Le BWRX-300, avec sa conception simplifiée et ses systèmes de sûreté passifs, incarne cette promesse. GE Vernova Hitachi affirme que ce modèle pourrait être construit en deux à trois ans, contre dix à quinze ans pour un réacteur classique. Le coût unitaire serait également inférieur, bien que les chiffres précis restent confidentiels à ce stade. Cependant, comme le souligne le contexte fourni, cette promesse n'a encore jamais été démontrée à grande échelle. Darlington servira donc de test grandeur nature : si le projet tient ses délais et son budget, il pourrait ouvrir la voie à une vague de commandes, notamment aux États-Unis et en Europe.

La France en retard, mais pas hors jeu

Pendant ce temps, la France mise sur une approche différente. Emmanuel Macron a annoncé un investissement d'un milliard d'euros pour développer des "technologies de rupture" dans le nucléaire, dont les SMR. Le projet français, porté par EDF avec le réacteur Nuward, vise une puissance de 340 MW et une mise en service à l'horizon 2030. Mais les premiers chantiers ne sont pas encore lancés, et le calendrier reste soumis aux aléas des procédures réglementaires et des financements.

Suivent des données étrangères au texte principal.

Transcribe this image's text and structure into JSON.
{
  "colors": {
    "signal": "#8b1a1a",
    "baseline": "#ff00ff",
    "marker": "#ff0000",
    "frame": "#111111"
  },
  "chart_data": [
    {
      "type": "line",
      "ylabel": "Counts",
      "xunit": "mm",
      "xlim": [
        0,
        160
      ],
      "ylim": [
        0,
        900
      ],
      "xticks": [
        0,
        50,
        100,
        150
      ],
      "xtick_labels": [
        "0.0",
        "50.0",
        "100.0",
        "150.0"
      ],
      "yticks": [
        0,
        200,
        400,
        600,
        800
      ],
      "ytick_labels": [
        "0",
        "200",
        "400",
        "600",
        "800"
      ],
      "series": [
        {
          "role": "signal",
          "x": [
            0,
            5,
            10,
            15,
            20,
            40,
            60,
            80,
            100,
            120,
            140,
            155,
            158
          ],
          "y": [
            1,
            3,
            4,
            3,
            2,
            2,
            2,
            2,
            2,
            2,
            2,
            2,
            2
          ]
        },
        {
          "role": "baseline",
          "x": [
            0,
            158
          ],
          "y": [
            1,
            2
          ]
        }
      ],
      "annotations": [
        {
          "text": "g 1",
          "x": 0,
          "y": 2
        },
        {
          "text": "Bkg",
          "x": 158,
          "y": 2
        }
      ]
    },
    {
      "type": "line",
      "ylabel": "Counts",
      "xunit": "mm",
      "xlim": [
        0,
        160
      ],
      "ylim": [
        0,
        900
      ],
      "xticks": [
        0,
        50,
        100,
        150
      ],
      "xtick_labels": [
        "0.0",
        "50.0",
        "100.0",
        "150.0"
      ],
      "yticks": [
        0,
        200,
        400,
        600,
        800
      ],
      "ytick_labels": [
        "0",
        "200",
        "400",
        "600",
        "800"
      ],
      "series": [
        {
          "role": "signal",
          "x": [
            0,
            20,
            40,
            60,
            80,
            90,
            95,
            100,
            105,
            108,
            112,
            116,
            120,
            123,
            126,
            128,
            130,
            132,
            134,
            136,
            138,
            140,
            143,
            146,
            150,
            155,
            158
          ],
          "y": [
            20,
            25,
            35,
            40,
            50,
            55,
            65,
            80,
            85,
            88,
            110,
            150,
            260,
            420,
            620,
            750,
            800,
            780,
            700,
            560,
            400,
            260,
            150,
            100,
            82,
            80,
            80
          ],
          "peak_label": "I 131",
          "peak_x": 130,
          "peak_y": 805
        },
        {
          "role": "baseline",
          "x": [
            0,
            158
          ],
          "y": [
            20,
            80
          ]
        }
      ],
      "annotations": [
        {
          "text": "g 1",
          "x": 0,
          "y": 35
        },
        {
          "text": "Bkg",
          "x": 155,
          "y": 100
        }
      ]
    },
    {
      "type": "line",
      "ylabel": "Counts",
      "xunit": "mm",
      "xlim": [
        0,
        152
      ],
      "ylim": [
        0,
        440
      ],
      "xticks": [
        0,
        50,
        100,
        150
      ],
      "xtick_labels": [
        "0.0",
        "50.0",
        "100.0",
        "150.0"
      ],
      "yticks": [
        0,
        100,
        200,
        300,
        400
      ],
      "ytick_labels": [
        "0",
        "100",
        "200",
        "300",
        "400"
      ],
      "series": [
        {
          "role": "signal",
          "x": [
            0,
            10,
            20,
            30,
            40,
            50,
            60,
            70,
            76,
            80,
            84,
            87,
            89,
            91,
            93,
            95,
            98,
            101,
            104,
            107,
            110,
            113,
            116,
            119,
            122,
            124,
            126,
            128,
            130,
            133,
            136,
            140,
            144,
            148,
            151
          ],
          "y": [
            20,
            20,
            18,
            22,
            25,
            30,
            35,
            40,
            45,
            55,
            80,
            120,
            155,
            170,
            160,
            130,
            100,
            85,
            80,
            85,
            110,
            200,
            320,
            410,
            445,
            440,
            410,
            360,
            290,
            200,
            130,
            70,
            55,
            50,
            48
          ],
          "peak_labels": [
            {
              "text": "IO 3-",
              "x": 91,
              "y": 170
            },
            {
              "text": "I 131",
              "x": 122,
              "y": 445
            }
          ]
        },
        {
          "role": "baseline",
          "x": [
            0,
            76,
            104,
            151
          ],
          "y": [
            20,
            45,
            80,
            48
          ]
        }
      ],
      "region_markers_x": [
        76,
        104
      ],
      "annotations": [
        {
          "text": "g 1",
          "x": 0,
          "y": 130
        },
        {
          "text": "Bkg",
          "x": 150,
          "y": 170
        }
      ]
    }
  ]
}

Le Canada, de son côté, bénéficie d'un cadre plus souple et d'une volonté politique affirmée. La province de l'Ontario, qui peine à décarboner son mix électrique, voit dans les SMR une solution pour remplacer les centrales au gaz tout en complétant l'hydraulique et l'éolien. OPG, l'opérateur public, a déjà obtenu les autorisations nécessaires et avance à un rythme soutenu. Ce décalage illustre une divergence stratégique : là où la France privilégie la recherche et le développement avant le déploiement, le Canada choisit l'expérimentation grandeur nature.

Conclusion

Le chantier de Darlington pourrait bien marquer un tournant dans l'histoire du nucléaire civil. Si le BWRX-300 tient ses promesses, il offrirait une alternative crédible aux grandes centrales, avec des coûts et des délais maîtrisés. Mais le chemin est encore long : la dalle de 953 tonnes n'est que la première pierre d'un édifice dont la viabilité économique reste à prouver. La France, qui observe avec attention, pourrait être tentée d'accélérer ses propres projets pour ne pas laisser le leadership nord-américain s'installer durablement.